If this is exactly what you’re after, you’re in luck. For me, I honestly can’t tell whether the dialogue is deliberately bad or accidentally bad – but I guess it’s probably immaterial, because there’s no real difference in the end result.
Repent, Repent, Repeat, Repeat
Despite the fact there are vast slabs of this visual novel regularly wedged throughout Neon White, it’s a testament to the quality of the action itself that it’s well worth enduring. Inside the levels themselves Neon White takes on a completely separate identity, where the hokeyness is elbowed aside for some absolutely razor-sharp FPS action.
Inside the levels themselves Neon White takes on a completely separate identity, where the hokeyness is elbowed aside for some absolutely razor-sharp FPS action.

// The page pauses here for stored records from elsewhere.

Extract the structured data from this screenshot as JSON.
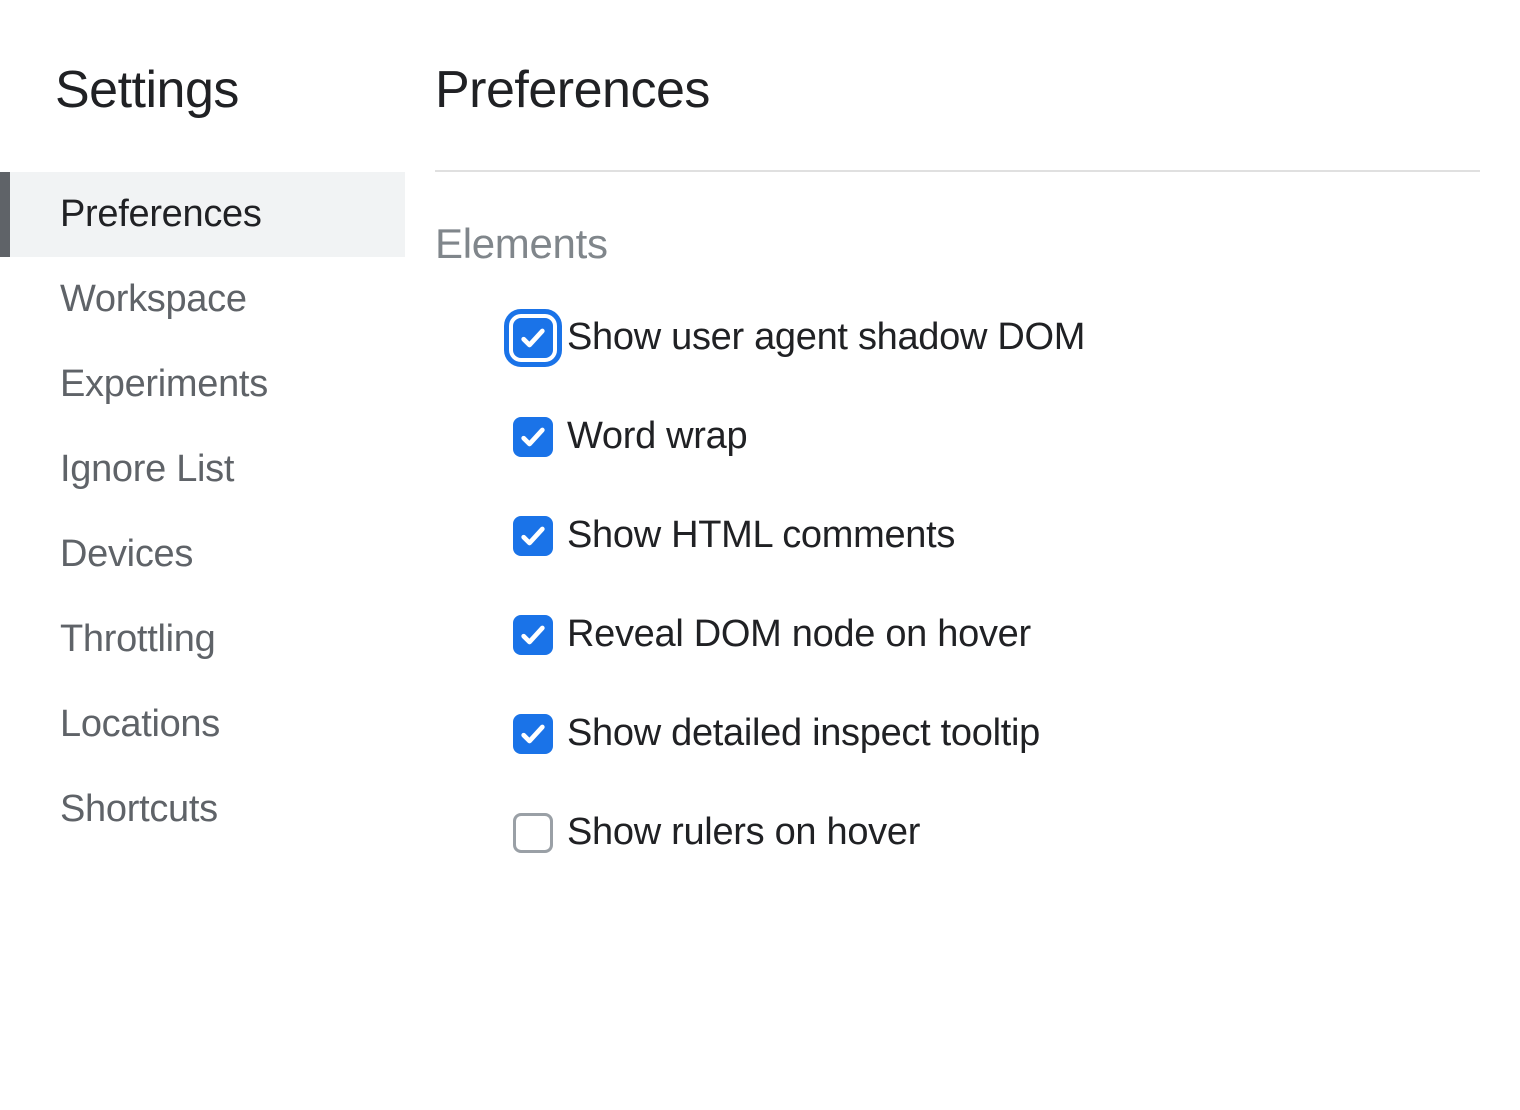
{
  "sidebar": {
    "title": "Settings",
    "items": [
      {
        "label": "Preferences",
        "active": true
      },
      {
        "label": "Workspace",
        "active": false
      },
      {
        "label": "Experiments",
        "active": false
      },
      {
        "label": "Ignore List",
        "active": false
      },
      {
        "label": "Devices",
        "active": false
      },
      {
        "label": "Throttling",
        "active": false
      },
      {
        "label": "Locations",
        "active": false
      },
      {
        "label": "Shortcuts",
        "active": false
      }
    ]
  },
  "main": {
    "title": "Preferences",
    "section": {
      "title": "Elements",
      "options": [
        {
          "label": "Show user agent shadow DOM",
          "checked": true,
          "focused": true
        },
        {
          "label": "Word wrap",
          "checked": true,
          "focused": false
        },
        {
          "label": "Show HTML comments",
          "checked": true,
          "focused": false
        },
        {
          "label": "Reveal DOM node on hover",
          "checked": true,
          "focused": false
        },
        {
          "label": "Show detailed inspect tooltip",
          "checked": true,
          "focused": false
        },
        {
          "label": "Show rulers on hover",
          "checked": false,
          "focused": false
        }
      ]
    }
  }
}
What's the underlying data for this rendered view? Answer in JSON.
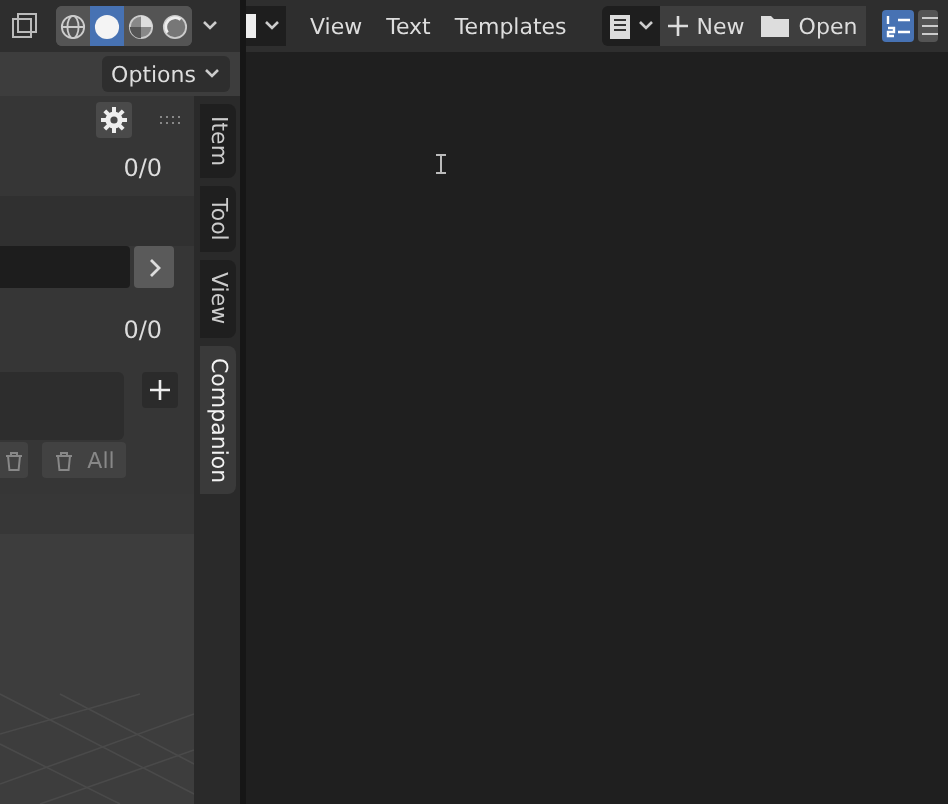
{
  "viewport_header": {
    "shading_modes": [
      {
        "kind": "wireframe",
        "selected": false
      },
      {
        "kind": "solid",
        "selected": true
      },
      {
        "kind": "material",
        "selected": false
      },
      {
        "kind": "rendered",
        "selected": false
      }
    ]
  },
  "options_button": "Options",
  "sidebar_panel": {
    "count_1": "0/0",
    "count_2": "0/0",
    "delete_all_button": "All"
  },
  "sidebar_tabs": [
    {
      "label": "Item",
      "selected": false
    },
    {
      "label": "Tool",
      "selected": false
    },
    {
      "label": "View",
      "selected": false
    },
    {
      "label": "Companion",
      "selected": true
    }
  ],
  "text_editor_header": {
    "menus": [
      "View",
      "Text",
      "Templates"
    ],
    "new_button": "New",
    "open_button": "Open"
  }
}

The objective? Kill all enemies and reach the exit as quickly as possible. The catch? Each level is a parkour puzzle, and reaching the end within the allotted time limits requires judicious juggling of the finite weapon and ability cards. Why are they cards? Other than allowing White to briefly look like an edgy street magician in the intro movie, I don’t know – but it works. Each card grants White the limited use of a weapon, alongside the use of a one-time secondary ability. The pistol turns into a double-jump, the rifle a high-speed air-dash, and the machine gun a destructive grenade that doubles as a vertical boost. Shotguns turn White into a sailing fireball, rocket launchers become grappling hooks, and SMGs become devastating ground pounds.
Using an ability to clear a gap, breach an obstacle, or destroy an enemy burns the card that granted it – but there’s always another. The beauty of Neon White is that the precise assortment of cards you’ll need to nail a level is always there – it’s just up to you to gather and execute them all in the perfect spots. This ended up being a lot less intimidating than I’d feared as there’s a very well-considered visual language at work within Neon White. With sharp and simple graphics and very deliberate use of colour, Neon White usually makes it quite clear which direction you need to travel, the barriers you can smash, and the gaps you need to leap. It’s remarkably intuitive, seeping its way into my brain before I’d even realised it. There were definitely instances where I’d find myself jumping into a void during a first run through a level and dying without a clear idea of where I was supposed to be headed, but these were exceptions.
Neon White boasts not only a marvellous sense of momentum, but also a fantastic ability to flatter you.
As a result, Neon White boasts not only a marvellous sense of momentum, but also a fantastic ability to flatter you. There were certainly many occasions during Neon White where I felt like the greatest dead parkour assassin in the universe; breathless moments where I’d reached the end of a level and picked up my trophy by bounding and blasting by the seat of my pants, and playing the footage back felt like watching someone else playing. Someone much better than me. For an entirely unexceptional shooter player, Neon White’s capacity to make you feel like you look good playing it is a real credit.
Better still, the faster you go, the more it encourages you to keep improving – first by giving you your own ghost to chase, and next by revealing new shortcuts to you. After mastering the moves I found myself searching for other hidden jumps and bits of level geometry that could be scaled or exploited. It hooks you into its just-one-more-try loop. Levels can take between 10 to 20 seconds to a few minutes, although the sweet spot seems to be around a minute-or-less. The longer levels and boss battles towards Neon White’s end do introduce a potent new card and some new traversal techniques, but I found these pretty tiresome on account of their punishing lengths. With no mid-level checkpoints by design (and extremely limited health) the longer levels are honestly just more frustrating than fun.